Hours later, Barr issued an apology on Twitter and promised she was leaving the platform. She also tweeted a follow-up, apologizing for everything but the racism dripping from her earlier statement. She did not acknowledge how comparisons to apes have always been loaded racial slurs in America for black people. She merely expressed regret for joking about Jarrett’s “looks,” as if she were Michelle Wolf targeted by conservatives after the White House Correspondents’ Dinner.
“I apologize to Valerie Jarrett and to all Americans,” she wrote. “I am truly sorry for making a bad joke about her politics and her looks. I should have known better. Forgive me-my joke was in bad taste.” ABC and the show’s creatives knew that Barr, who has long been prone to offensive outbursts, could potentially be a liability for them. In the aftermath of her comments about Jarrett, however, consulting producer Wanda Sykes announced she would not be returning to Roseanne.

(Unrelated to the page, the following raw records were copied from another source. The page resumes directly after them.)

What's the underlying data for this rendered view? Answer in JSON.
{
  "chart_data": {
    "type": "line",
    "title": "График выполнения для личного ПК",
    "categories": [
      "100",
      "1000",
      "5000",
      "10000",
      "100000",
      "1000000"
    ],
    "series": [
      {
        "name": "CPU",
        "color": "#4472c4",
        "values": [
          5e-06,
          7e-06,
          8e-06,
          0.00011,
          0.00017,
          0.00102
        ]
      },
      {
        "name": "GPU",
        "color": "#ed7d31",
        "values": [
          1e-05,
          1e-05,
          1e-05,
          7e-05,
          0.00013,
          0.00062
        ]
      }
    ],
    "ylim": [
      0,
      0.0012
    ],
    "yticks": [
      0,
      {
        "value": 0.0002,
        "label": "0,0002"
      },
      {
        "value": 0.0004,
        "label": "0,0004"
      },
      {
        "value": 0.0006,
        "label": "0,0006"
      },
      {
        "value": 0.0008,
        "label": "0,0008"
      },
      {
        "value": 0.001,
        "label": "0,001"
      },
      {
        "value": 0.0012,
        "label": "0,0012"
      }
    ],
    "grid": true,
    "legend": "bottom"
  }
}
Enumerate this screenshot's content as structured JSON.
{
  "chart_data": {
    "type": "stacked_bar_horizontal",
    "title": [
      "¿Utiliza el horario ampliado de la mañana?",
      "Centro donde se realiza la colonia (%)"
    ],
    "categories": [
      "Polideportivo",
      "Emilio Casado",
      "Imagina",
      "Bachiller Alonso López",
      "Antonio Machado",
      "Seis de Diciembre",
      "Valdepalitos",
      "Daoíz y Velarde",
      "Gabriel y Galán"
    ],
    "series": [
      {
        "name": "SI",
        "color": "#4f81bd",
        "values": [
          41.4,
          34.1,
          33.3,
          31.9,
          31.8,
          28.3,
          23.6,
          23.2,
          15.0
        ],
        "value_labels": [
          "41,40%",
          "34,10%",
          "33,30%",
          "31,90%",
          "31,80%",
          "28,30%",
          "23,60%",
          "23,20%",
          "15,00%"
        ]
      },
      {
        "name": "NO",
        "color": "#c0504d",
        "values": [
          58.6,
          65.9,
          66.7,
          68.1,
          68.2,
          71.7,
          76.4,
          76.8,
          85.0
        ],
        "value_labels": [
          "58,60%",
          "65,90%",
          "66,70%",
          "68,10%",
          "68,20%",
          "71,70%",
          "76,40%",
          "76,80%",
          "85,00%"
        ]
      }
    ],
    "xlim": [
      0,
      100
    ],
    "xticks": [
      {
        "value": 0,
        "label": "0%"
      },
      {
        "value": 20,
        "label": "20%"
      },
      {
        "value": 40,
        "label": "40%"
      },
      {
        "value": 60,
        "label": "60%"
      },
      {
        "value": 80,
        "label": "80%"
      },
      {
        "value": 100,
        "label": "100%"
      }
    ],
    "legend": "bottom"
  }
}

Co-star Sara Gilbert also joined in: “I am disappointed in [Barr’s] actions to say the least,” she tweeted.
How could Barr’s behavior be news to ABC? She has been vile on the internet for quite some time. (As former U.S. Ambassador to the United Nations and national security adviser Susan Rice pointed out Tuesday, this was not even Barr’s first time comparing a prominent black official to an ape.) What was it about this moment that truly pushed things over the edge? Was it Jarrett’s proximity to Obama? Or was it that ABC had just presented its new fall season at the Television Upfronts, celebrating Roseanne’s massive ratings and renewal for a second season? They even joked about her Twitter feed during the presentation. As The New York Times recounts, ABC hoped to land “up to $9 billion in advertising commitments by summer’s end. Roseanne, and its enormous audience and broad appeal, was the centerpiece of ABC’s presentation. Ms. Barr was introduced to the stage at Lincoln Center’s David Geffen Hall before any other ABC executive or star.”
The irony of Barr’s cancellation is that conservatives claimed the show had a right to free speech, but very few of those who’ve bemoaned losing the series defended Kathy Griffin’s right to hold up a fake severed Trump head or reporter Jemele Hill when she called Trump a white supremacist and was suspended by ABC and ESPN. Barr’s right to be racist doesn’t trump the public’s right to be outraged.

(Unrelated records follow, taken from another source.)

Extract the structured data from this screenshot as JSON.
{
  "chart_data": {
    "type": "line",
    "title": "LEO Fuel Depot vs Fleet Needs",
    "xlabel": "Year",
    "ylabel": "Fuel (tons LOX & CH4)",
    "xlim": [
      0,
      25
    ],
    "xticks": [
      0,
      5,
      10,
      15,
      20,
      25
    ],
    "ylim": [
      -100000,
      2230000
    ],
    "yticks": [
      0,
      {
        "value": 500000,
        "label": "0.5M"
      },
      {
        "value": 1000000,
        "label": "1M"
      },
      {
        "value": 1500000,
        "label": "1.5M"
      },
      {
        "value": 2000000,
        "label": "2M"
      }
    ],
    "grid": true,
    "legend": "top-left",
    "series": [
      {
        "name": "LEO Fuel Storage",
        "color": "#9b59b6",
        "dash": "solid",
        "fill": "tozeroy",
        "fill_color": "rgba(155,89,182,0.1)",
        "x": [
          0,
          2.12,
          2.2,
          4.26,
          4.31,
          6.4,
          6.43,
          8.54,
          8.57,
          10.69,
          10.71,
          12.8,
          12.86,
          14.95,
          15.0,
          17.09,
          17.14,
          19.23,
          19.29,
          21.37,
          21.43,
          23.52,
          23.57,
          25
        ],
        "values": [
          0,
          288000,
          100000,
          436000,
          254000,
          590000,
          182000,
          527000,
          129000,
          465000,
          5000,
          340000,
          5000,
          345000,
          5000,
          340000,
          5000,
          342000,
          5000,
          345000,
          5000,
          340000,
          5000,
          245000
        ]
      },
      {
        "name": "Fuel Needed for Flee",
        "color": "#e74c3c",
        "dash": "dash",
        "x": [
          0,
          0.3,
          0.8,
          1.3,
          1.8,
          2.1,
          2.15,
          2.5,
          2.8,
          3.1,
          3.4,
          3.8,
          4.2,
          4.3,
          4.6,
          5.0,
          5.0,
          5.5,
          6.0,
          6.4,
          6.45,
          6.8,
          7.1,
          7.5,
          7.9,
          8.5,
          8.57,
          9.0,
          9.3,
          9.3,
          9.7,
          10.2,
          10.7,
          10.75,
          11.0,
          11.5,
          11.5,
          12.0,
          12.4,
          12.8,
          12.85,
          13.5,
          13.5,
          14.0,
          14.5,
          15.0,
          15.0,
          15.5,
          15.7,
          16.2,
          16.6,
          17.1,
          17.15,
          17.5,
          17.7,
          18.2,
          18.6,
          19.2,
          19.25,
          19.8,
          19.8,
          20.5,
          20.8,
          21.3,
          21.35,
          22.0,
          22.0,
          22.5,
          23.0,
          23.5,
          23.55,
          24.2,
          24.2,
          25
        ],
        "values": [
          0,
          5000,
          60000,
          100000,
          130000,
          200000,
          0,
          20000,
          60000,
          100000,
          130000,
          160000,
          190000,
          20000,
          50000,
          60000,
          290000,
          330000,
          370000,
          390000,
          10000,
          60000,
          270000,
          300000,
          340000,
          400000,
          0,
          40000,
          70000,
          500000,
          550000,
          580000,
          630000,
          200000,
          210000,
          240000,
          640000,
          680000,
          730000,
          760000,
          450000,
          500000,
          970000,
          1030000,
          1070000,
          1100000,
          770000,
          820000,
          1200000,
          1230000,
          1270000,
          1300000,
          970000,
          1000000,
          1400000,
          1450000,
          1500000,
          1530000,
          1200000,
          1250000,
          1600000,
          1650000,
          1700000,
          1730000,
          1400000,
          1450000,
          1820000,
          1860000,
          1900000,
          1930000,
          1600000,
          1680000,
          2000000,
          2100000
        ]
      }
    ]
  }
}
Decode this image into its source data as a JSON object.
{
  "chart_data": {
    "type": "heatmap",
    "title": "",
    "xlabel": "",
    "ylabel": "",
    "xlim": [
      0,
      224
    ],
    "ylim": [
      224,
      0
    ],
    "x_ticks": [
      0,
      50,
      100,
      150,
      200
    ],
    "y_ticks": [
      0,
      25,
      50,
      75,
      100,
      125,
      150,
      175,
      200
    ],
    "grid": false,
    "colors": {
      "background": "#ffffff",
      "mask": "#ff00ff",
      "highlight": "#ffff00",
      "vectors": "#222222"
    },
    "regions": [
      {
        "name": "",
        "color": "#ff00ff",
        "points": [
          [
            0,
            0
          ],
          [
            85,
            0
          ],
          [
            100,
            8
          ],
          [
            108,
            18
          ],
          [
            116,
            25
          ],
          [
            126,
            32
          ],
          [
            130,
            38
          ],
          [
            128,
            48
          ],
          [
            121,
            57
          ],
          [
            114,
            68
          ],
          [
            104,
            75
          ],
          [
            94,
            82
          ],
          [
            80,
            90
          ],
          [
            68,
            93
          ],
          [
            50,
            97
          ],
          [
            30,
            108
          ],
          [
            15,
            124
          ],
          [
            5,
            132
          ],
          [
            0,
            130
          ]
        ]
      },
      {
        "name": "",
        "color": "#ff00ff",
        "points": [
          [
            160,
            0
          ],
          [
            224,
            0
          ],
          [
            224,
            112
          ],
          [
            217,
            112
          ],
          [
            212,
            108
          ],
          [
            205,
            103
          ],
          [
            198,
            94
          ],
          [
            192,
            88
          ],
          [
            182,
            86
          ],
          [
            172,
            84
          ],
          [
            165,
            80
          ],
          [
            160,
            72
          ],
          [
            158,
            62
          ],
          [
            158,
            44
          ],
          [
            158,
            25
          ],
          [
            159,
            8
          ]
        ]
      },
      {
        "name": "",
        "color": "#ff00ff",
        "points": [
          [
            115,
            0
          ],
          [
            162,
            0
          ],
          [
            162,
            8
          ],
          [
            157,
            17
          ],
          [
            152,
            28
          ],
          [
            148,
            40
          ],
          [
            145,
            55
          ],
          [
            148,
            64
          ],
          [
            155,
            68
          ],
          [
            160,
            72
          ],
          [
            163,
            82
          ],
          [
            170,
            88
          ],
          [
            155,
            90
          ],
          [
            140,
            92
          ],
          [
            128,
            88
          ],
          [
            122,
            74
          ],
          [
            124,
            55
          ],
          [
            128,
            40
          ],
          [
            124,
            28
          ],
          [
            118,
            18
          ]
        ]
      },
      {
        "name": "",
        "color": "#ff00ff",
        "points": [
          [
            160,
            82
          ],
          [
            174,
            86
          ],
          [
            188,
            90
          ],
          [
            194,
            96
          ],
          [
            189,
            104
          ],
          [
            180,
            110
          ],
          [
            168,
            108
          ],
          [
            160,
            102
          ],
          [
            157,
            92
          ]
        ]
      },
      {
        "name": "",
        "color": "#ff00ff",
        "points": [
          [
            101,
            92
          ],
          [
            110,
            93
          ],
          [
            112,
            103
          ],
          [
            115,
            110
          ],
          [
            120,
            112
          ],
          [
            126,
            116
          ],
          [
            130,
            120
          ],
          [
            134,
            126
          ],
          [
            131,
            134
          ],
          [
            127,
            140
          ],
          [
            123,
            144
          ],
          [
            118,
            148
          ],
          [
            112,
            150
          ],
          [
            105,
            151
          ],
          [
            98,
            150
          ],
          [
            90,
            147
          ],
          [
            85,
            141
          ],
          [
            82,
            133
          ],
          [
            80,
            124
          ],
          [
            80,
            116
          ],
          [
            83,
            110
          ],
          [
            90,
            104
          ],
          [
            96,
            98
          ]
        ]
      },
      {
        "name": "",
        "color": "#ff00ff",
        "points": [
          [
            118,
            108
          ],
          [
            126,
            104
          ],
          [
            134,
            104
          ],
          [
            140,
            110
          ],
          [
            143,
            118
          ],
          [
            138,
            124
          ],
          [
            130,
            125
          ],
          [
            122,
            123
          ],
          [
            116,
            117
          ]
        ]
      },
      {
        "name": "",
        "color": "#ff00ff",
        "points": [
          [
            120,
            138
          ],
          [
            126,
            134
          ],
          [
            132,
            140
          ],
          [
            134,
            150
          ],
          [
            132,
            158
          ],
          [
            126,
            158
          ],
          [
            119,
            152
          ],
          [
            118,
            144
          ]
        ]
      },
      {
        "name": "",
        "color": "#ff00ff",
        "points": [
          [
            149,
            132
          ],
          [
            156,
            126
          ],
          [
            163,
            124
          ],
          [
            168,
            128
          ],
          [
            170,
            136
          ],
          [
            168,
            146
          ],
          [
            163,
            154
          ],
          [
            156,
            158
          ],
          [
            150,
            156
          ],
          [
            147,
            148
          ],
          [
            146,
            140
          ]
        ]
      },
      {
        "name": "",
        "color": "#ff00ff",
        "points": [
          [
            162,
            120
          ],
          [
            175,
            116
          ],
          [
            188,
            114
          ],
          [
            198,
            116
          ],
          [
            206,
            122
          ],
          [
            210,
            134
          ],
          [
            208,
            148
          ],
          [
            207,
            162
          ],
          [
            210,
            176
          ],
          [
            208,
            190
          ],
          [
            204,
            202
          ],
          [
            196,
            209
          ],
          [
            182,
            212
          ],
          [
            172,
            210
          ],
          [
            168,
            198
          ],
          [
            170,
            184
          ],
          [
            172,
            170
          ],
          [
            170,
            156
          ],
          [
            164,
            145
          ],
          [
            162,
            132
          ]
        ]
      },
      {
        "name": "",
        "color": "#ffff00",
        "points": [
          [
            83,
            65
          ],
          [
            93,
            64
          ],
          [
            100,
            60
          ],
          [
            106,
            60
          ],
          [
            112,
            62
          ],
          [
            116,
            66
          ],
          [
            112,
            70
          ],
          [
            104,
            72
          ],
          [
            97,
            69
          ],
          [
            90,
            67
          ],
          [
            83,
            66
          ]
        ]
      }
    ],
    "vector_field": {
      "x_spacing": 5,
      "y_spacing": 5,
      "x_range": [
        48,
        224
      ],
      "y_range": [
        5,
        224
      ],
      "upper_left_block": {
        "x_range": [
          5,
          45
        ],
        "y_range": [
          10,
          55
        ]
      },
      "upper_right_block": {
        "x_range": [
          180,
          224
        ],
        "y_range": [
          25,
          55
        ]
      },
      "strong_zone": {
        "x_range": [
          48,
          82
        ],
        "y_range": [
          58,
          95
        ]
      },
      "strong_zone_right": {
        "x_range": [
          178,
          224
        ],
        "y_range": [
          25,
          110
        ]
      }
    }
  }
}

In her statement on the show’s cancellation, ABC entertainment President Channing Dungey wrote, “Roseanne’s Twitter statement is abhorrent, repugnant and inconsistent with our values, and we have decided to cancel her show.” Emphasis on her show, as if somehow ABC owes no responsibility. The network knew who Barr was when it brought the show back and now faces the consequences of a failed experiment. Will its executives continue to chase after so-called heartland viewers to the detriment of their brand, allowing any conservative firebrand to be part of the ABC Group? Will it continue to punish people like Hill or Kenya Barris, who had an episode of Black-ish that would have addressed the NFL’s kneeling controversy taken off the schedule, even as ABC promoted a television show starring a woman who insisted a major school shooting was not real?
It’s hard to ignore the fact that Barr has long expressed openly racist things online. There is only a renewed interested in them now because ABC amplified her voice with this reboot.